An underwriter is an individual that provides underwriting services for a financial institution. Underwriters evaluate and assess an individual or party’s risk for a fee. This is typically in the form of a commission, spread, or premium. Underwriters may be seen across the wider world of finance, but are a bit more prevalent in the insurance and mortgage industries.
Underwriting is a crucial step in applying for a mortgage or refinancing a property and can decide whether a loan is approved or not. It is the process where the mortgage provider verifies the borrowers’ income, debt, assets, and property value. Afterward, the mortgage provider will reach its final decision regarding the loan’s approval based on the underwriters’ recommendation.
Essentially mortgage loan underwriters ensure that a borrower meets all of the requirements for a mortgage provider. In addition to that, underwriters look into a property’s appraised price to guarantee that the property is worth its purchase price and loan amount.

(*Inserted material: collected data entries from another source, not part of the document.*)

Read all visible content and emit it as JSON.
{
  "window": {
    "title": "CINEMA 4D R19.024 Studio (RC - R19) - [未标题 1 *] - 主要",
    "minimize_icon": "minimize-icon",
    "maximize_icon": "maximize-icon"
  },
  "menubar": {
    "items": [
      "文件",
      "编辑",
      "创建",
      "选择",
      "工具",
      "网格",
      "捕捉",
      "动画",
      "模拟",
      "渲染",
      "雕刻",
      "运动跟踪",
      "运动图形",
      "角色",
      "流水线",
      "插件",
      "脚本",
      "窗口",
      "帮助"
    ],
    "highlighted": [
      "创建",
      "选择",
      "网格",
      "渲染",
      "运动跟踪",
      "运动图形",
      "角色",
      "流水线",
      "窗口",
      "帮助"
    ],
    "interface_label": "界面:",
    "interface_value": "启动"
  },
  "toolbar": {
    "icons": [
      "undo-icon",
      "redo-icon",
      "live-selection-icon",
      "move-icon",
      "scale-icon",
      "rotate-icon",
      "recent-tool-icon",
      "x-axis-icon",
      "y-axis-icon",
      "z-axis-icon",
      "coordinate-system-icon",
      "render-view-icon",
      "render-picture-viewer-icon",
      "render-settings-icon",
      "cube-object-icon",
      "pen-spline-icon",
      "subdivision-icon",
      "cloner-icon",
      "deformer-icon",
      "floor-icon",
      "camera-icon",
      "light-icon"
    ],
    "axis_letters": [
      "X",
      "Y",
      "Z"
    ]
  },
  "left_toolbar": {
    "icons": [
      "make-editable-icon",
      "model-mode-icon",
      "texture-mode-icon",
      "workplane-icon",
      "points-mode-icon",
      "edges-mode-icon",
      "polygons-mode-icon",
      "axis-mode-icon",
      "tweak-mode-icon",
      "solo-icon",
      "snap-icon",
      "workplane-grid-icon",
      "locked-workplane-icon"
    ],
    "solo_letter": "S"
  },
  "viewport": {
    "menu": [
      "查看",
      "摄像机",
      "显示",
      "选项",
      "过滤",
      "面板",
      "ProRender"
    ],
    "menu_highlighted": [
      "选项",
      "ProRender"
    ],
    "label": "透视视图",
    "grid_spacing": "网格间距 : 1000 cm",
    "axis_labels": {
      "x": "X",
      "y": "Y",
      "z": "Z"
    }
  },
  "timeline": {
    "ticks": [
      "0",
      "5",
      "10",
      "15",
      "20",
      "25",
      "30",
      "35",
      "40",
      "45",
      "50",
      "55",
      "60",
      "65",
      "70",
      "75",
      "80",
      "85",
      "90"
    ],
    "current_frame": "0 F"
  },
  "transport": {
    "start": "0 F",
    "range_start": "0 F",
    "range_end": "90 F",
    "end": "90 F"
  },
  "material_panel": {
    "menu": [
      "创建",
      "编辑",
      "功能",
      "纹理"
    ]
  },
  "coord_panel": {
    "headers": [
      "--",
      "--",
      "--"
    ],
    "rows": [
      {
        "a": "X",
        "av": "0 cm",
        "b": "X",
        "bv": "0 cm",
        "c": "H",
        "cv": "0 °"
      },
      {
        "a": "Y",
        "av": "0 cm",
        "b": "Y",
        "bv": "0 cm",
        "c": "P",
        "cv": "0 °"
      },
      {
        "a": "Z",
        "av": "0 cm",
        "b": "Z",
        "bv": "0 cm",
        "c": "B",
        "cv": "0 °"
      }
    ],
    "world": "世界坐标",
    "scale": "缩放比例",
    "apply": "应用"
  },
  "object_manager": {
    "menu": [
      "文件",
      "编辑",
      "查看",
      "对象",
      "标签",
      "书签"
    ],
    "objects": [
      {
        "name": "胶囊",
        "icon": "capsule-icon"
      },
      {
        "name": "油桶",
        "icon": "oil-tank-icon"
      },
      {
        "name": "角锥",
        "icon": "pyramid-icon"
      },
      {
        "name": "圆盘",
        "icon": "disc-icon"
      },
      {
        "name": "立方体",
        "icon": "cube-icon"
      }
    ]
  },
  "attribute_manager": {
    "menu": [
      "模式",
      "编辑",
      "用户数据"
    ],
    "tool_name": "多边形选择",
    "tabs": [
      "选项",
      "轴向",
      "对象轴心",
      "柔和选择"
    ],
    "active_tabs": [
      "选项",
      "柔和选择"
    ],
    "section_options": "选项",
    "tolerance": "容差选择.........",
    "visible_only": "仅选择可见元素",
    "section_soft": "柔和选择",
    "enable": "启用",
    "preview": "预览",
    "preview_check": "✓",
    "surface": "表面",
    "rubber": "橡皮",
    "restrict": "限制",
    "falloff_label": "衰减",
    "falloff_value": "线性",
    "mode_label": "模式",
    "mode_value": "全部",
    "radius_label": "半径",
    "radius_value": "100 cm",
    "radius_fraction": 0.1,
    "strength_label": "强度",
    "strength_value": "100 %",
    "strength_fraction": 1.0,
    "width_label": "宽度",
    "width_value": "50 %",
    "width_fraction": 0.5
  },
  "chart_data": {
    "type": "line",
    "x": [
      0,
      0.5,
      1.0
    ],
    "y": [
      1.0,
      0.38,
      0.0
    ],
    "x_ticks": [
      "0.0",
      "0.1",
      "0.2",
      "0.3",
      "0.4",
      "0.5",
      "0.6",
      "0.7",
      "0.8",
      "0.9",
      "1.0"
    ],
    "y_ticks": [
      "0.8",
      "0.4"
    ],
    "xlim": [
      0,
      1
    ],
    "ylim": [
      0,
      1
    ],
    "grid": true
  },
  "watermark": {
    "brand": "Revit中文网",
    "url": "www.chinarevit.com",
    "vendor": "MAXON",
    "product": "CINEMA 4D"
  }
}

Mortgage underwriters ask for documentation from the borrower in order to reach their decision. If an application is denied, a prospective borrower may appeal the decision. This may take some time and require more documentation from the borrower.
Before applying for a mortgage, you can do the following to increase your chance of approval by an underwriter: look into your credit history & savings, verify your income and employment, and verify your savings.
Most if not all underwriters have a diploma from a college or university, usually in the field of finance, economics, or statistics.